Les investisseurs ne doivent pas s’attendre à une année aussi faste que 2017 sur les marchés. Aux niveaux actuels de valorisation, les espérances de rendements se réduisent comme peau de chagrin. « C’est comme si on conduisait sans ceinture. Dans l’avenir, les rendements vont être moins élevés et il va être plus difficile de bâtir une allocation », juge Vincent Juvyns.

Or les risques sont nombreux (lire l’entretien). « Les valorisations sont tendues et ne laissent aucune place à l’expansion ou à la déception tant dans les obligations à haut rendement que dans les actions », note Christophe Donay, chef économiste chez Pictet WM. Le high yield étant l’un des premiers à corriger en cas de stress sur les marchés. Les cas d’endettement les plus flagrants commencent à être sanctionnés, à l’image d’Altice.

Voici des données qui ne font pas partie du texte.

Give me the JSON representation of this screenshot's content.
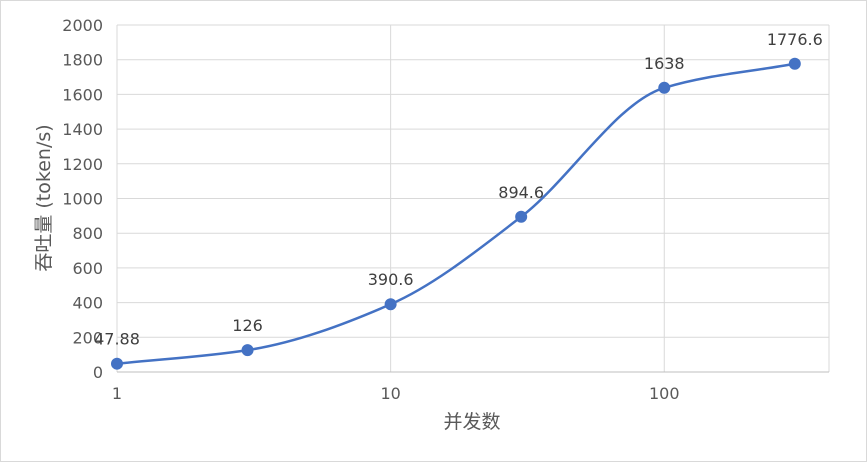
{
  "chart_data": {
    "type": "line",
    "xlabel": "并发数",
    "ylabel": "吞吐量 (token/s)",
    "x_scale": "log10",
    "xlim": [
      1,
      400
    ],
    "ylim": [
      0,
      2000
    ],
    "x_ticks": [
      {
        "value": 1,
        "label": "1"
      },
      {
        "value": 10,
        "label": "10"
      },
      {
        "value": 100,
        "label": "100"
      }
    ],
    "y_ticks": [
      {
        "value": 0,
        "label": "0"
      },
      {
        "value": 200,
        "label": "200"
      },
      {
        "value": 400,
        "label": "400"
      },
      {
        "value": 600,
        "label": "600"
      },
      {
        "value": 800,
        "label": "800"
      },
      {
        "value": 1000,
        "label": "1000"
      },
      {
        "value": 1200,
        "label": "1200"
      },
      {
        "value": 1400,
        "label": "1400"
      },
      {
        "value": 1600,
        "label": "1600"
      },
      {
        "value": 1800,
        "label": "1800"
      },
      {
        "value": 2000,
        "label": "2000"
      }
    ],
    "grid": true,
    "legend": "none",
    "series": [
      {
        "color": "#4472c4",
        "smooth": true,
        "points": [
          {
            "x": 1,
            "y": 47.88,
            "label": "47.88"
          },
          {
            "x": 3,
            "y": 126,
            "label": "126"
          },
          {
            "x": 10,
            "y": 390.6,
            "label": "390.6"
          },
          {
            "x": 30,
            "y": 894.6,
            "label": "894.6"
          },
          {
            "x": 100,
            "y": 1638,
            "label": "1638"
          },
          {
            "x": 300,
            "y": 1776.6,
            "label": "1776.6"
          }
        ]
      }
    ]
  }
}
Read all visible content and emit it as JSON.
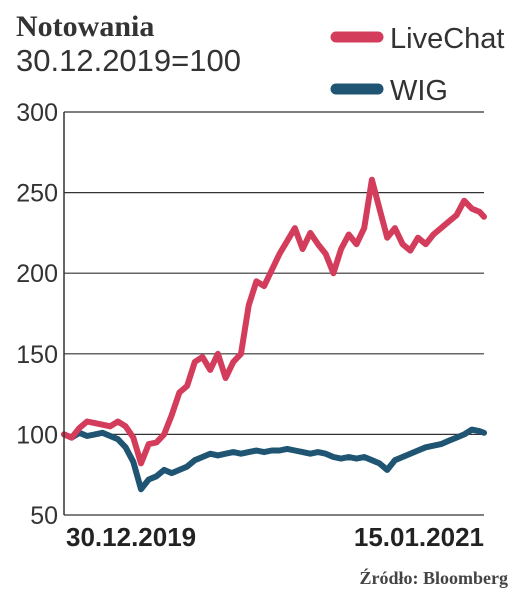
{
  "header": {
    "title": "Notowania",
    "subtitle": "30.12.2019=100"
  },
  "source": "Źródło: Bloomberg",
  "chart_data": {
    "type": "line",
    "title": "Notowania",
    "subtitle": "30.12.2019=100",
    "xlabel": "",
    "ylabel": "",
    "x_tick_labels": [
      "30.12.2019",
      "15.01.2021"
    ],
    "x_range": [
      "30.12.2019",
      "15.01.2021"
    ],
    "ylim": [
      50,
      300
    ],
    "y_ticks": [
      50,
      100,
      150,
      200,
      250,
      300
    ],
    "grid": "horizontal",
    "legend_position": "top-right",
    "x": [
      "2019-12-30",
      "2020-01-06",
      "2020-01-13",
      "2020-01-20",
      "2020-01-27",
      "2020-02-03",
      "2020-02-10",
      "2020-02-17",
      "2020-02-24",
      "2020-03-02",
      "2020-03-09",
      "2020-03-16",
      "2020-03-23",
      "2020-03-30",
      "2020-04-06",
      "2020-04-13",
      "2020-04-20",
      "2020-04-27",
      "2020-05-04",
      "2020-05-11",
      "2020-05-18",
      "2020-05-25",
      "2020-06-01",
      "2020-06-08",
      "2020-06-15",
      "2020-06-22",
      "2020-06-29",
      "2020-07-06",
      "2020-07-13",
      "2020-07-20",
      "2020-07-27",
      "2020-08-03",
      "2020-08-10",
      "2020-08-17",
      "2020-08-24",
      "2020-08-31",
      "2020-09-07",
      "2020-09-14",
      "2020-09-21",
      "2020-09-28",
      "2020-10-05",
      "2020-10-12",
      "2020-10-19",
      "2020-10-26",
      "2020-11-02",
      "2020-11-09",
      "2020-11-16",
      "2020-11-23",
      "2020-11-30",
      "2020-12-07",
      "2020-12-14",
      "2020-12-21",
      "2020-12-28",
      "2021-01-04",
      "2021-01-11",
      "2021-01-15"
    ],
    "series": [
      {
        "name": "LiveChat",
        "color": "#d33d5b",
        "values": [
          100,
          98,
          104,
          108,
          107,
          106,
          105,
          108,
          105,
          98,
          82,
          94,
          95,
          100,
          112,
          126,
          130,
          145,
          148,
          140,
          150,
          135,
          145,
          150,
          180,
          195,
          192,
          202,
          212,
          220,
          228,
          215,
          225,
          218,
          212,
          200,
          215,
          224,
          218,
          228,
          258,
          240,
          222,
          228,
          218,
          214,
          222,
          218,
          224,
          228,
          232,
          236,
          245,
          240,
          238,
          235
        ]
      },
      {
        "name": "WIG",
        "color": "#1f5472",
        "values": [
          100,
          98,
          101,
          99,
          100,
          101,
          99,
          97,
          92,
          83,
          66,
          72,
          74,
          78,
          76,
          78,
          80,
          84,
          86,
          88,
          87,
          88,
          89,
          88,
          89,
          90,
          89,
          90,
          90,
          91,
          90,
          89,
          88,
          89,
          88,
          86,
          85,
          86,
          85,
          86,
          84,
          82,
          78,
          84,
          86,
          88,
          90,
          92,
          93,
          94,
          96,
          98,
          100,
          103,
          102,
          101
        ]
      }
    ]
  }
}
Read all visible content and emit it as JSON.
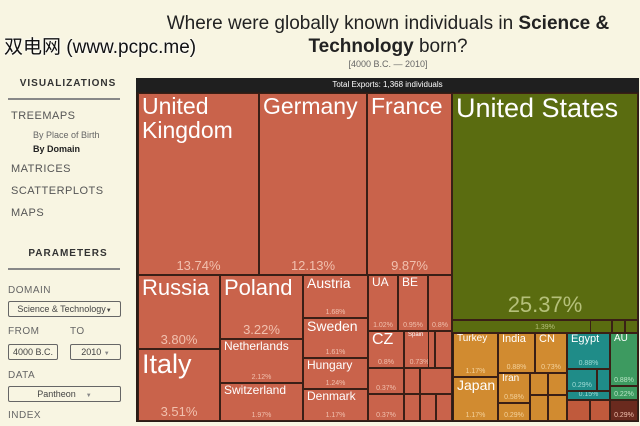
{
  "title": {
    "pre": "Where were globally known individuals in ",
    "bold1": "Science &",
    "bold2": "Technology",
    "post": " born?",
    "range": "[4000 B.C. — 2010]"
  },
  "sidebar": {
    "visualizations": "VISUALIZATIONS",
    "treemaps": "TREEMAPS",
    "by_place": "By Place of Birth",
    "by_domain": "By Domain",
    "matrices": "MATRICES",
    "scatterplots": "SCATTERPLOTS",
    "maps": "MAPS",
    "parameters": "PARAMETERS",
    "domain_label": "DOMAIN",
    "domain_value": "Science & Technology",
    "from_label": "FROM",
    "from_value": "4000 B.C.",
    "to_label": "TO",
    "to_value": "2010",
    "data_label": "DATA",
    "data_value": "Pantheon",
    "index_label": "INDEX"
  },
  "treemap": {
    "header": "Total Exports: 1,368 individuals",
    "tiles": [
      {
        "name": "United Kingdom",
        "pct": "13.74%"
      },
      {
        "name": "Germany",
        "pct": "12.13%"
      },
      {
        "name": "France",
        "pct": "9.87%"
      },
      {
        "name": "United States",
        "pct": "25.37%"
      },
      {
        "name": "Russia",
        "pct": "3.80%"
      },
      {
        "name": "Italy",
        "pct": "3.51%"
      },
      {
        "name": "Poland",
        "pct": "3.22%"
      },
      {
        "name": "Netherlands",
        "pct": "2.12%"
      },
      {
        "name": "Switzerland",
        "pct": "1.97%"
      },
      {
        "name": "Austria",
        "pct": "1.68%"
      },
      {
        "name": "Sweden",
        "pct": "1.61%"
      },
      {
        "name": "Hungary",
        "pct": "1.24%"
      },
      {
        "name": "Denmark",
        "pct": "1.17%"
      },
      {
        "name": "UA",
        "pct": "1.02%"
      },
      {
        "name": "BE",
        "pct": "0.95%"
      },
      {
        "name": "",
        "pct": "0.8%"
      },
      {
        "name": "CZ",
        "pct": "0.8%"
      },
      {
        "name": "Spain",
        "pct": "0.73%"
      },
      {
        "name": "",
        "pct": "0.37%"
      },
      {
        "name": "",
        "pct": "0.37%"
      },
      {
        "name": "",
        "pct": "1.39%"
      },
      {
        "name": "Turkey",
        "pct": "1.17%"
      },
      {
        "name": "Japan",
        "pct": "1.17%"
      },
      {
        "name": "India",
        "pct": "0.88%"
      },
      {
        "name": "CN",
        "pct": "0.73%"
      },
      {
        "name": "Iran",
        "pct": "0.58%"
      },
      {
        "name": "",
        "pct": "0.29%"
      },
      {
        "name": "Egypt",
        "pct": "0.88%"
      },
      {
        "name": "",
        "pct": "0.29%"
      },
      {
        "name": "",
        "pct": "0.15%"
      },
      {
        "name": "AU",
        "pct": "0.88%"
      },
      {
        "name": "",
        "pct": "0.22%"
      },
      {
        "name": "",
        "pct": "0.29%"
      }
    ]
  },
  "watermark": "双电网 (www.pcpc.me)"
}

Par ailleurs la réduction des bilans des banques centrales pourrait entraîner un regain de volatilité. « Taux longs et inflation sont les deux principaux risques identifiés pour 2018, juge Malik Haddouk, directeur de la gestion diversifiée chez CPR AM. Le comportement du marché obligataire pourrait venir contrarier la poursuite de la hausse des marchés actions. » Il faut dire que les actions ne sont pas prêtes à une remontée des taux comme on l’a vu ces dernières semaines, notamment sur les actifs émergents. Avec les politiques monétaires comme élément moteur : « Les investisseurs devraient intégrer dans la seconde partie de l’année le fait que la liquidité des banques centrales va cesser de croître », poursuit Mabrouk Chetouane, économiste chez BFT IM. A la clé, un ajustement sur les taux et le crédit. « La route est étroite. Si le marché perd confiance dans la faculté de la Fed à sortir correctement de sa politique ultra-accommodante, le château de cartes peut rapidement s’effondrer. Mais ce n’est pas notre scénario central », indique Franck Nicolas, chez Natixis AM. Un risque qui peut être couvert par l’achat d’options. « Nous restons investis sur les actifs risqués mais achetons des protections sur la zone euro pour profiter du niveau bas de volatilité qui rend bon marché ces stratégies de couverture », poursuit le gérant de NAM. Le plus compliqué étant de tenir ces positions qui ont finalement un coût si le risque ne se matérialise pas. Tout est une question de timing.

Pour aller plus loin, la vidéo de Patrick Artus sur le scénario noir de 2018 dans la version digitale de L’Agefi Hebdo et www.agefi.fr


L’énigme de l’inflation

Mais où est passée l’inflation? Ni l’accélération de la croissance en 2017, ni les tensions sur le marché du travail, principalement américain, ne font frémir l’inflation. Elle reste inexorablement sous la cible de 2 % de la plupart des grandes banques centrales. Janet Yellen, future ex-patronne de la Fed, a reconnu que cette faiblesse était une énigme. L’inflation risque de devenir un véritable casse-tête pour l’ensemble des intervenants et pour les valorisations et les espérances de rendement des différentes classes d’actifs. Elle est l’un des rares sujets qui ne fait pas consensus. D’aucuns anticipent une reprise, même modérée, dynamisée par les hausses de salaires aux Etats-Unis, en raison du niveau de plein emploi de l’économie américaine. D’autres estiment que les prix resteront stables compte tenu de forces structurelles : la boucle salaire-prix serait cassée. De l’évolution de l’inflation, et surtout des anticipations, dépendra celle des taux longs. Pour se prémunir contre une hausse des prix, la plupart des stratégistes mettent en place des stratégies avec les points morts d’inflation, dont les prix n’intègrent pas, pour l’heure, d’éventuelles surprises à la hausse et permettent de se prémunir contre une progression des taux réels.